Google’s most recent play on payments doesn’t seem to have rattled PayPal.
Yesterday, the tech giant announced the ability for users to pay each other from their Android Gmail apps—which, yes, is a clear step into the P2P space and thus a move on PayPal’s territory.
However, the news is not exactly a large step (these money transfers were available before, for desktop), and it’s not something that seemingly warrants the all-caps reactions it’s been getting on Twitter:
PAYPAL HOLDINGS SHARES MOVE LOWER AFTER GOOGLE INTRODUCES FEATURE TO SHARE MONEY THROUGH GMAIL APP ON ANDROID; LAST DOWN 1.5 PCT
— *Walter Bloomberg (@DeItaOne) March 14, 2017
While PayPal has yet to offer comment on Gmail’s new P2P offering, the company’s stock appeared to speak for it, and it closed yesterday at a decline … of less than 2%.
PayPal closed the day down 1.5% in price at $42.10, a blip that would have been ignored, most likely, had it happened on any other day.
Taking out the stock glitch, then, does Google’s new play really mean anything for PayPal?

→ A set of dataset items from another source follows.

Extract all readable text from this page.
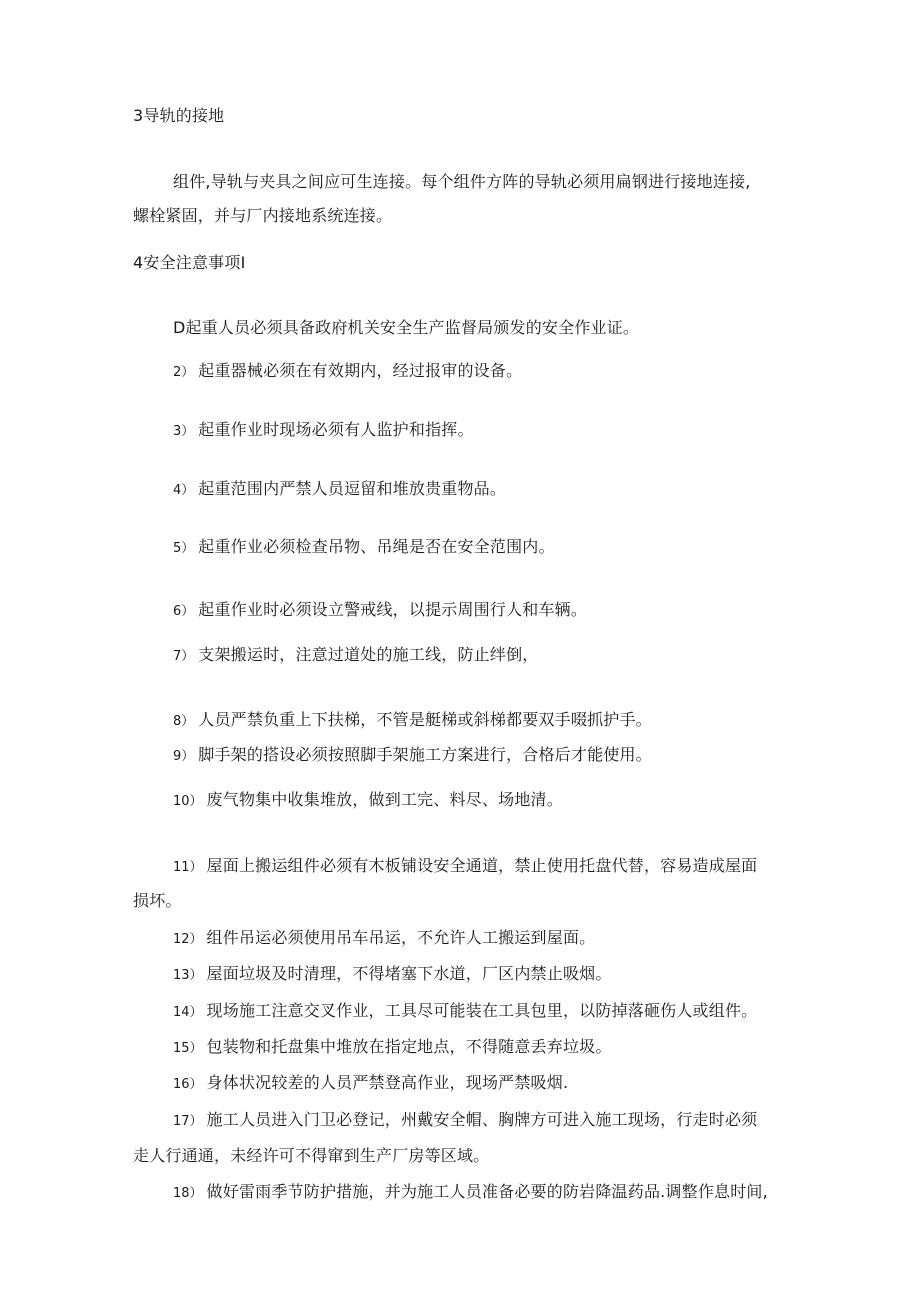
3导轨的接地
组件,导轨与夹具之间应可生连接。每个组件方阵的导轨必须用扁钢进行接地连接,
螺栓紧固，并与厂内接地系统连接。
4安全注意事项I
D起重人员必须具备政府机关安全生产监督局颁发的安全作业证。
2） 起重器械必须在有效期内，经过报审的设备。
3） 起重作业时现场必须有人监护和指挥。
4） 起重范围内严禁人员逗留和堆放贵重物品。
5） 起重作业必须检查吊物、吊绳是否在安全范围内。
6） 起重作业时必须设立警戒线，以提示周围行人和车辆。
7） 支架搬运时，注意过道处的施工线，防止绊倒，
8） 人员严禁负重上下扶梯，不管是艇梯或斜梯都要双手啜抓护手。
9） 脚手架的搭设必须按照脚手架施工方案进行，合格后才能使用。
10） 废气物集中收集堆放，做到工完、料尽、场地清。
11） 屋面上搬运组件必须有木板铺设安全通道，禁止使用托盘代替，容易造成屋面
损坏。
12） 组件吊运必须使用吊车吊运，不允许人工搬运到屋面。
13） 屋面垃圾及时清理，不得堵塞下水道，厂区内禁止吸烟。
14） 现场施工注意交叉作业，工具尽可能装在工具包里，以防掉落砸伤人或组件。
15） 包装物和托盘集中堆放在指定地点，不得随意丢弃垃圾。
16） 身体状况较差的人员严禁登高作业，现场严禁吸烟.
17） 施工人员进入门卫必登记，州戴安全帽、胸牌方可进入施工现场，行走时必须
走人行通通，未经许可不得窜到生产厂房等区域。
18） 做好雷雨季节防护措施，并为施工人员准备必要的防岩降温药品.调整作息时间,
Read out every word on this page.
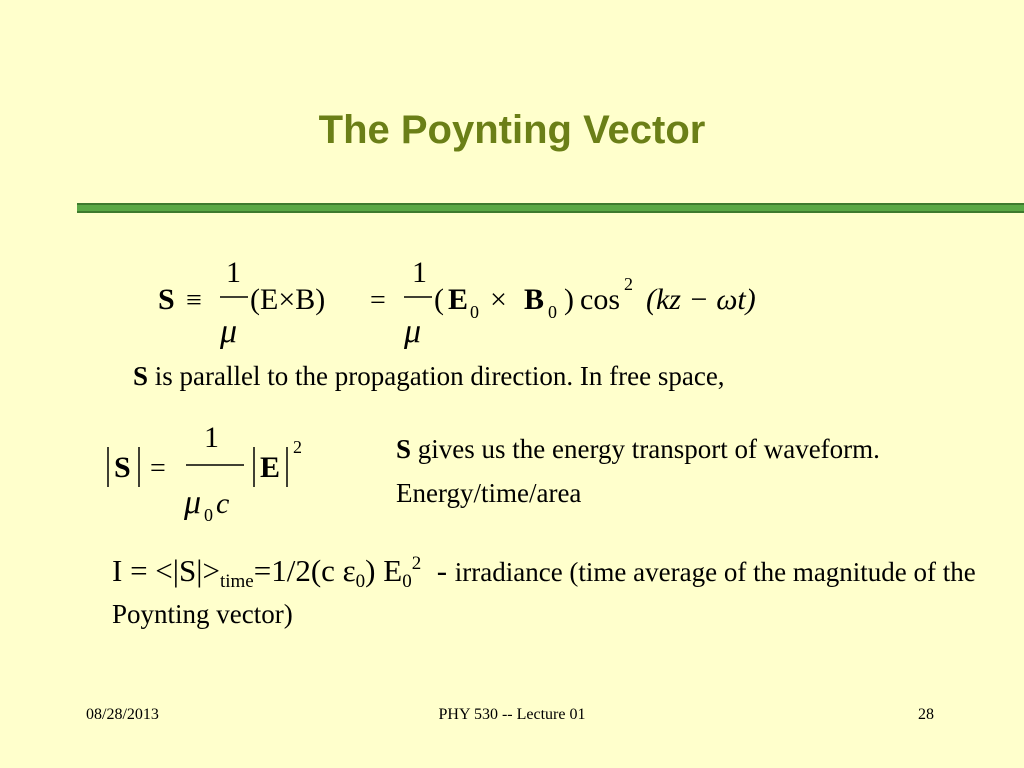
The Poynting Vector
S ≡
1
μ
(E×B) =
1
μ
( E 0 × B 0 ) cos 2 (kz − ωt)
S is parallel to the propagation direction. In free space,
S =
1
μ 0 c
E
2	S gives us the energy transport of waveform. Energy/time/area
$I = <|S|>_{time}=1/2(c$ $\varepsilon_0$) $E_0^2$  - irradiance (time average of the magnitude of the Poynting vector)
08/28/2013	PHY 530 -- Lecture 01	28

Talie Baker, an analyst for the Aite Group, told Bank Innovation:
Google Wallet has reinvented itself – it started out facilitating mobile merchant payments and because those types of payment are slower to take off than anticipated, it moved this capability to Android Pay and made Google Wallet a P2P service.

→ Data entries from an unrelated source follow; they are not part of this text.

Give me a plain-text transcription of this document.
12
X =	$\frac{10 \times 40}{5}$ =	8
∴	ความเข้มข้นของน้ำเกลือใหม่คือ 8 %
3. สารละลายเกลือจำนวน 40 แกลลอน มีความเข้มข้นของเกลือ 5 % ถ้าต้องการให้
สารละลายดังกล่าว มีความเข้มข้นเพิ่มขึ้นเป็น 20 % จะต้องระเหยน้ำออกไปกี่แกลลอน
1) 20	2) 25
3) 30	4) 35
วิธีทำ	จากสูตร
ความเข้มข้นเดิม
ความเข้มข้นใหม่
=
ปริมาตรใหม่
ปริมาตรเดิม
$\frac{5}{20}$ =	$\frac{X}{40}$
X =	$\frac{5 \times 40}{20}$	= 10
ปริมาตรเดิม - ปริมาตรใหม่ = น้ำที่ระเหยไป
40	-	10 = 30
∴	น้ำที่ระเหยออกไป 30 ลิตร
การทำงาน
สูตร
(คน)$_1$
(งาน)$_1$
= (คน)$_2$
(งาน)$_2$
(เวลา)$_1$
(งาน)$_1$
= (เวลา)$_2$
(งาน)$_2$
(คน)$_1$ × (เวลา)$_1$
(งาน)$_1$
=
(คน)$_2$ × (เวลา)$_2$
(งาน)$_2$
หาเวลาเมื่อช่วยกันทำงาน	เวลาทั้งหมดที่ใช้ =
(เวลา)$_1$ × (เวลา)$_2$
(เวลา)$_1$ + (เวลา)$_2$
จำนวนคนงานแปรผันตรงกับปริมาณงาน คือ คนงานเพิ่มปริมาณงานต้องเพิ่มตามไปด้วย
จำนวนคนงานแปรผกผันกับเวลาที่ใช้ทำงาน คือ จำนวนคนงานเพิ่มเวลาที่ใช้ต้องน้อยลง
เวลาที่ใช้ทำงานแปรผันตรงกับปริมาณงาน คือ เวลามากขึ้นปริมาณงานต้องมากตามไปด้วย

Looking at the various competitors in the marketplace, I think Google Wallet has a way to go to be able to take on PayPal/Venmo, or Square, or Zelle.
Google’s potential impact on payments shouldn’t be ignored—but as it stands, PayPal currently operates one of the top digital and mobile wallet services in the world, with nearly 200 million active customer accounts.
When it comes to P2P, the company is the parent of Venmo, an app whose name has become nearly synonymous with the act of sending money direct from one person to the next. As of the fourth quarter of 2016, Venmo’s payment volume was upwards of $5 billion.
James Wester, research director, worldwide payment solutions at IDC Financial Insights, told Bank Innovation:
For P2P, the user experience is critical all the way through the process—including onboarding, loading funds and cashing out. The big issue I see for Google going forward, and really any P2P provider going after consumers with an existing relationship to a financial institution, is how to make signing up and cashing out easier. Given the requirements for KYC and AML, that may not ever be particularly simple. Zelle, on the other hand, will, presumably, already have the necessary information, so accessing cash to send and receive will be automatic. (Venmo has built its base out of consumers who don’t have that banking relationship, so they use the app itself as a de facto DDA.)
Google’s success with smartphones, mobile apps, data, and other technologies aside, the company’s previous payment initiatives, such as its “Hands Free” payment initiative, did not duplicate PayPal’s level of adoption, transaction volume, or brand loyalty.
The company’s Gmail service has a high number of users—more than 1 billion, as of yearend 2016—which should help with adoption of the P2P offering, but as of now, it’s a little too early to state (with any certainty) that the offering will cut into PayPal’s dominance of the space.